First invite — the transition moment
When you invite the first member to a workspace, it transitions from personal to team. The invite flow shows a clear warning:
Inviting a member makes this a team workspace. All MCP servers, credentials, and A2A agents in this workspace will be shared with all members.
This is the only gate. After that, everything in the workspace is shared — no confirmation modals on every action.
Roles and permissions
Workspace roles control what you can change, not what you can see.
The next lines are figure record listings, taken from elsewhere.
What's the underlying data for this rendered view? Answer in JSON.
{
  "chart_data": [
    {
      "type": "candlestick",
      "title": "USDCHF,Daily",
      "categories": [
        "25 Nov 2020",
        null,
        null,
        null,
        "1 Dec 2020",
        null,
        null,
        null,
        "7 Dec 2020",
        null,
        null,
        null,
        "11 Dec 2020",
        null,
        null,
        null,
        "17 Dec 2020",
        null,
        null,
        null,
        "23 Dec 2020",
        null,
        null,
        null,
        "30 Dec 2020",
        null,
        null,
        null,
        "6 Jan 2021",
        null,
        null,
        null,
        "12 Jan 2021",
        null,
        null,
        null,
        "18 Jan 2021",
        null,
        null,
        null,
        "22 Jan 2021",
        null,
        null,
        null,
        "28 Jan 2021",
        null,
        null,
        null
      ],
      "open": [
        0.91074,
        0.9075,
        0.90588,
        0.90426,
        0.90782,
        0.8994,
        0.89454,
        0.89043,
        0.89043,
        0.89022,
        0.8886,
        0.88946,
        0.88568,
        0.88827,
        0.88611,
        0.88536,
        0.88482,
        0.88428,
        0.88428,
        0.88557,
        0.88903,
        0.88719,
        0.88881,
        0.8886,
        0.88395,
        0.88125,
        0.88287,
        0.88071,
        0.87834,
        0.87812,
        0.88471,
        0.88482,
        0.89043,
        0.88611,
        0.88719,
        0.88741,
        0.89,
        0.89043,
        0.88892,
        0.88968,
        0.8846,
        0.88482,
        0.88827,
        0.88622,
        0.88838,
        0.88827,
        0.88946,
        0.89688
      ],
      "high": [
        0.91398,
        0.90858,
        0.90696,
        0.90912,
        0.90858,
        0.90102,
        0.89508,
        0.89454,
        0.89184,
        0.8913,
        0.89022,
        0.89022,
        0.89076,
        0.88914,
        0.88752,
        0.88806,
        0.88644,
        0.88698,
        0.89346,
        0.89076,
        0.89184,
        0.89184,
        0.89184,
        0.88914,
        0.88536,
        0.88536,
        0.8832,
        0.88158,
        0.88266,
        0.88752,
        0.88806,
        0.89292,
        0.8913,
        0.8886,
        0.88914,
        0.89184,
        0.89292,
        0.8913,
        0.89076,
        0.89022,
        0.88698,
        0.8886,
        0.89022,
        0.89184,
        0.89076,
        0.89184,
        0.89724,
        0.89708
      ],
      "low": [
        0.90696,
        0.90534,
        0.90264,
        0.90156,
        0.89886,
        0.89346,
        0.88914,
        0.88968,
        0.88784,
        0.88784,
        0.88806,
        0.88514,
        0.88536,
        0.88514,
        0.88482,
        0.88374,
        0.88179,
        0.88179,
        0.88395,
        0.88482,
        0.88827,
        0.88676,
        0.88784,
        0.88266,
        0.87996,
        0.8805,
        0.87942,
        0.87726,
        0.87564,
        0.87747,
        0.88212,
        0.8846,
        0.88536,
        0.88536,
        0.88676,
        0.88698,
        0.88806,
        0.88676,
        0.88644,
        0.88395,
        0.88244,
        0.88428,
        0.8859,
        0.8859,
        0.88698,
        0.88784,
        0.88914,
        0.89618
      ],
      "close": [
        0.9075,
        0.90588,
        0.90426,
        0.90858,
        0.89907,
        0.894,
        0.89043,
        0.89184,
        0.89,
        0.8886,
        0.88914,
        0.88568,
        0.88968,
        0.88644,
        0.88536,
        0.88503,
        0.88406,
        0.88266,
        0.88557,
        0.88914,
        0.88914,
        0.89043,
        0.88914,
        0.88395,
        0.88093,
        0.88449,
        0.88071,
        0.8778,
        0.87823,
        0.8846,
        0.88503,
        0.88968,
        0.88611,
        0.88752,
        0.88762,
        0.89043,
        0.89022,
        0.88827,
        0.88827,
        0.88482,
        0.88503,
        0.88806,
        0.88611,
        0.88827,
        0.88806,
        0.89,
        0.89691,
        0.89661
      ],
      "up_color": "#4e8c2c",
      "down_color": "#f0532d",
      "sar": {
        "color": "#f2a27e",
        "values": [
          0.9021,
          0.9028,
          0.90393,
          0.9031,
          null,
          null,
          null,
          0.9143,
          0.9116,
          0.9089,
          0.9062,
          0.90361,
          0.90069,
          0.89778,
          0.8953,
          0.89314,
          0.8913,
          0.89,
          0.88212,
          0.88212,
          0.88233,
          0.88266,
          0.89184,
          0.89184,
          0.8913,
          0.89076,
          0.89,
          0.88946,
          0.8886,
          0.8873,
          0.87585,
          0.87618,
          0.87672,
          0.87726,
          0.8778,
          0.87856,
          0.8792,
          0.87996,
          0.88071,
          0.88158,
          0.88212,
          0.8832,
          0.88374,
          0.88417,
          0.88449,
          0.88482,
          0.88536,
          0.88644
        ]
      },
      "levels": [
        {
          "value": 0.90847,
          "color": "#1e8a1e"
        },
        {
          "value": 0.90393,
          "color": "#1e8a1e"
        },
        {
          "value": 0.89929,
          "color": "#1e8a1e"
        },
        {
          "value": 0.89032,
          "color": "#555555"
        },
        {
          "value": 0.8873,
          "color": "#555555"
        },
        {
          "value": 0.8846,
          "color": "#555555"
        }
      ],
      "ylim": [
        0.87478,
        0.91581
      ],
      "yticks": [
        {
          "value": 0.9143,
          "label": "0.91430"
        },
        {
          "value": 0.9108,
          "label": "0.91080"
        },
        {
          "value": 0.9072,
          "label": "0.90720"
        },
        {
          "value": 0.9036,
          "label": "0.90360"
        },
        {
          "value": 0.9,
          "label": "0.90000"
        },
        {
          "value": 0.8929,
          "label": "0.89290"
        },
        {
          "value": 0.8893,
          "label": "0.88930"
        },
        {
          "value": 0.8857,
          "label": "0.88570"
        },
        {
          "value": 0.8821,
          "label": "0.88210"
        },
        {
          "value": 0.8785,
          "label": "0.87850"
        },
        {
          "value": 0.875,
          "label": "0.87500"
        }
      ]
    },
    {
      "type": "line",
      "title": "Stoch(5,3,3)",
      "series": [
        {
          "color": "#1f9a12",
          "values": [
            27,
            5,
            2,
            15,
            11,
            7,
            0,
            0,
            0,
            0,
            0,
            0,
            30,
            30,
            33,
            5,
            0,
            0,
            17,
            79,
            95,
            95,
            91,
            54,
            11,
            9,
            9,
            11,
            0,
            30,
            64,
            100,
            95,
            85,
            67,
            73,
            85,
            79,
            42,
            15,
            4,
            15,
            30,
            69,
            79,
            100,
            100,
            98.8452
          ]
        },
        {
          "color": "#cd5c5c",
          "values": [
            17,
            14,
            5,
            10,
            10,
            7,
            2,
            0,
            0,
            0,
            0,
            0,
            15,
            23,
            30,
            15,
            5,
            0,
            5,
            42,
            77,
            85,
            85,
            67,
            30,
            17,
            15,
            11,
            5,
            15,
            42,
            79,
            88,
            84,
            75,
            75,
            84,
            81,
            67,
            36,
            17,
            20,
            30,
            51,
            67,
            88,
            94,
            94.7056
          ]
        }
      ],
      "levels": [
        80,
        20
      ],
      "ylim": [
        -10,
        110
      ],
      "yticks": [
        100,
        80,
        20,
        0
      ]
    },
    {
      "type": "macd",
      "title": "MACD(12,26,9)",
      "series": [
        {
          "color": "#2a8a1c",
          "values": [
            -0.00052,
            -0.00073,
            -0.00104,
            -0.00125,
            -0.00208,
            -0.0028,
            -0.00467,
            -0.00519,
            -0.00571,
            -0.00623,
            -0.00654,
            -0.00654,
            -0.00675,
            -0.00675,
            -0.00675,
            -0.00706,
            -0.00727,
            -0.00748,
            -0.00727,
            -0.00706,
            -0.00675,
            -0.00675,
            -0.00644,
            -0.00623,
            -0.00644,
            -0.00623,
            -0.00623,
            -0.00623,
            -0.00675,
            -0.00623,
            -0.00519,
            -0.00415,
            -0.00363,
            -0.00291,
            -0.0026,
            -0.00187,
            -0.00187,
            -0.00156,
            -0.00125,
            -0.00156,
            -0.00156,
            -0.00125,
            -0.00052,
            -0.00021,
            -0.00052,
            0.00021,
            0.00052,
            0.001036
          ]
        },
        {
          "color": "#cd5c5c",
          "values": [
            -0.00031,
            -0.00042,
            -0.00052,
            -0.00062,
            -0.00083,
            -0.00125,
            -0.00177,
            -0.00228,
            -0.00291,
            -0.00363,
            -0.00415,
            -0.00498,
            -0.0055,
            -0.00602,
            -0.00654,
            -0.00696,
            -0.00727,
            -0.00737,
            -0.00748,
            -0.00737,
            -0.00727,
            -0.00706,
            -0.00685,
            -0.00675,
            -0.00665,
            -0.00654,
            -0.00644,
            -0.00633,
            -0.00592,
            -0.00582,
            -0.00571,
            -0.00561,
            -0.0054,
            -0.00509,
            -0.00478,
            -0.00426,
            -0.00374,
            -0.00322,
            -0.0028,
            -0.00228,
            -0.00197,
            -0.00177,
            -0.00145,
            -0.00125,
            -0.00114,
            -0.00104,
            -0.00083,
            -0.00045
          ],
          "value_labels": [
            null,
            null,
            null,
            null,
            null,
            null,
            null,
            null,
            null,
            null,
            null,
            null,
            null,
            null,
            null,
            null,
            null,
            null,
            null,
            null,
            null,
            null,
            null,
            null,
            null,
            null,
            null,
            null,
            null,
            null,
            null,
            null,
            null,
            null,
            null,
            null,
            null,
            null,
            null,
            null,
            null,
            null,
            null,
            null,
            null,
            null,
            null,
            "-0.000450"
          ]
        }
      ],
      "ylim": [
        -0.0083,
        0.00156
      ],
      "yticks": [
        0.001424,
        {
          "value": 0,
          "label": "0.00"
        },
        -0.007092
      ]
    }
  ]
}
In a team workspace, all members see the same data.
| Action | Member | Admin | Owner |
|---|---|---|---|
| View all workspace resources | Yes | Yes | Yes |
| Enable an MCP server | Yes | Yes | Yes |
| Connect a credential | Yes | Yes | Yes |
| Edit/delete own credential | Yes | Yes | Yes |
| Create an A2A agent | Yes | Yes | Yes |
| Disable an MCP server | No | Yes | Yes |
| Edit/delete another member's MCP server | No | Yes | Yes |
| Edit/delete another member's A2A agent | No | Yes | Yes |
| View another member's credential values | No | No | No |
| Edit another member's credential | No | No | No |
| Disconnect another member's credential | No | Yes | Yes |
| Manage workspace members | No | Yes | Yes |
| Manage billing | No | Yes | Yes |
| Transfer ownership | No | No | Yes |
Additive vs destructive
The permission model is simple: additive actions are open, destructive actions are restricted.
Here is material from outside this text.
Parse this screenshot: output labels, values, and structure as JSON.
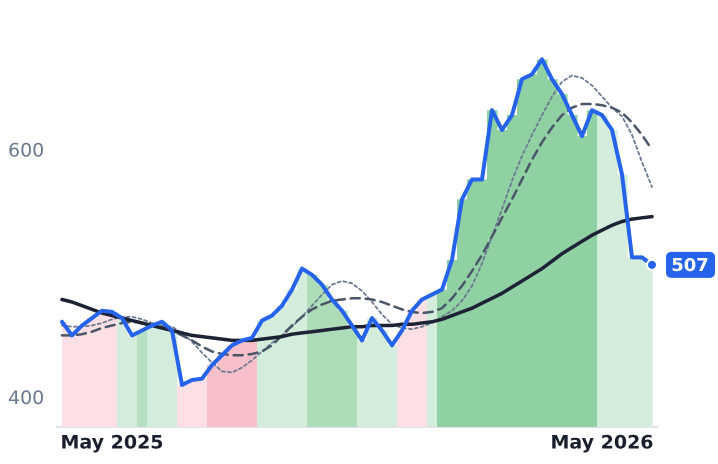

- Any member can enable an MCP server, connect a credential, or create an A2A agent — these add capability to the workspace
- Only Admins+ can disable MCP servers, disconnect credentials, or delete other members' resources — these remove capability and could break things for the team
New member onboarding
When someone joins a team workspace, everything works immediately:
- They see all enabled MCP servers on the MCP servers page
- They open any MCP server in Studio — all tools work using workspace credentials
- They see all workspace A2A agents and their run history
- They see all workspace tool executions with user attribution
No setup required. No "connect your own credentials" step. The workspace's credentials are already working — new members can use them without seeing the secret values.
Cross-workspace isolation
Workspaces are completely isolated from each other. If you're a member of both "Acme Sales" and "Acme Engineering":
- Credentials in "Acme Sales" are invisible from "Acme Engineering"
- MCP servers enabled in one workspace don't appear in another
- A2A agents and history are workspace-specific
The workspace switcher lets you move between workspaces. Each one is its own self-contained environment.
When a member leaves
When someone is removed from a team workspace:
- Any credentials they connected are flagged as "orphaned"
- Workspace admins are notified with details on which providers are affected
- The credentials continue working (OAuth tokens don't expire immediately)
- Admins can reconnect the credentials under an active member's account
This is proactive — the platform warns you before tokens silently expire and break tools for the team.